The Supreme Court today directed the government to provide information about all mercy petitions pending before the President and governors.

An apex court bench passed the ruling while hearing the plea of Punjab militant Devinder Pal Singh Bhullar.

Bhullar wants his death sentence to be commuted to life term because of inordinate delay in deciding on his mercy plea.

The bench, headed by Justice G.S. Singhvi, observed that it could not confine itself to hearing pleas only from those death row convicts who had access to legal representation.

“A large number of people are not in a position to move the court,” Justice Singhvi said. He named Ram Jethmalani and T.R. Andhyarujina as amicus curiae to present such cases to the court.

Jethmalani is currently defending three death row convicts in the Rajiv Gandhi killing case.

The bench said it wanted to know how the government had dealt with the mercy pleas of death row convicts and asked additional solicitor-general Haren P. Raval to present the data in four weeks.

The government was also asked to specifically present all records between 2005 to 2011, the time during which Bhullar’s petition was pending with Rashtrapati Bhavan.

This is to possibly establish whether the government was arbitrary in its decisions and whether there was application of mind in taking a call on whether to accept or reject a mercy petition.

The bench indicated that it would look into when these petitions were submitted to the President or governors, as the case may be, how these were dealt with and whether it was disposed off or not.

In his plea for commutation of his death sentence, Bhullar has made three key points the main plank.

First, a split verdict that holds him guilty, two out of three judges had held him guilty.
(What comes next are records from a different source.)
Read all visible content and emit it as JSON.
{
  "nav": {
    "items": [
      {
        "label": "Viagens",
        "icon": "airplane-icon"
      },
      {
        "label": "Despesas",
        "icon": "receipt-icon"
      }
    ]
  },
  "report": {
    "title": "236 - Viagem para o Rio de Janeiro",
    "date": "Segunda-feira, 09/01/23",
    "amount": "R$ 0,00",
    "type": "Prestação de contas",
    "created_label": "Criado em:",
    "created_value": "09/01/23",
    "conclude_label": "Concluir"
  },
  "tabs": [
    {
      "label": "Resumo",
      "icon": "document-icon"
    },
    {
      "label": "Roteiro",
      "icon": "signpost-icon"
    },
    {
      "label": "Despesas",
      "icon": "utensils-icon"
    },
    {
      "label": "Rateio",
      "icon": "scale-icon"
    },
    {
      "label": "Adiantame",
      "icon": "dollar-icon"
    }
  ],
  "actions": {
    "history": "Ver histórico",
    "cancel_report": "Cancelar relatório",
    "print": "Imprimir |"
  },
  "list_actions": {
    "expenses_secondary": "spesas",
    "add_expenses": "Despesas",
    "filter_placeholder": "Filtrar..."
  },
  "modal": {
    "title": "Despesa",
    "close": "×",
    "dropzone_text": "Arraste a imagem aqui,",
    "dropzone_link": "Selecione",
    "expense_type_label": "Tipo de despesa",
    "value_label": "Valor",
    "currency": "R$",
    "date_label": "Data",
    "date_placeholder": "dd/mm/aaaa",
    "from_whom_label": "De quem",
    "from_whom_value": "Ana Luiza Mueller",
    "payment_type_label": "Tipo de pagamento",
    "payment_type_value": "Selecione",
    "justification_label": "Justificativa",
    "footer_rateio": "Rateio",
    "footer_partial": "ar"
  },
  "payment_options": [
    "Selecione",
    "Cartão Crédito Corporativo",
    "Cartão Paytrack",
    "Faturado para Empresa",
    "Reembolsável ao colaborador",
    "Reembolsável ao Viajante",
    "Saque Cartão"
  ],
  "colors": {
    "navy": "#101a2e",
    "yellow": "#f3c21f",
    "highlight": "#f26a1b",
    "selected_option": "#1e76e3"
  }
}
Second, the fact that he was convicted on the basis of his confessional statement made to police under the Tada and third, the delay in rejecting his mercy plea.

His lawyer K.T.S. Tulsi said that since Bhullar was convicted, the trend has been to sentence to death a person on the basis of unanimity of judges, and not less than five judges. He sought court leniency for his client on this ground.

Today’s court order could well mean a further delay in deciding Bhullar’s plea.

In all likelihood, if the court begins looking at all the mercy petitions pending with Rashtrapati Bhavan, the issue may have to be placed before a larger bench.

Death penalty barbaric

Supreme Court sitting judge A.K. Ganguly while addressing a conference today observed that death penalty was “barbaric”, “anti-life”, “undemocratic” and “irresponsible”.

Ganguly was speaking at the conference on abolition of death penalty in India organised by the Jindal Global Law School in Delhi. He, however, added that these were his personal views.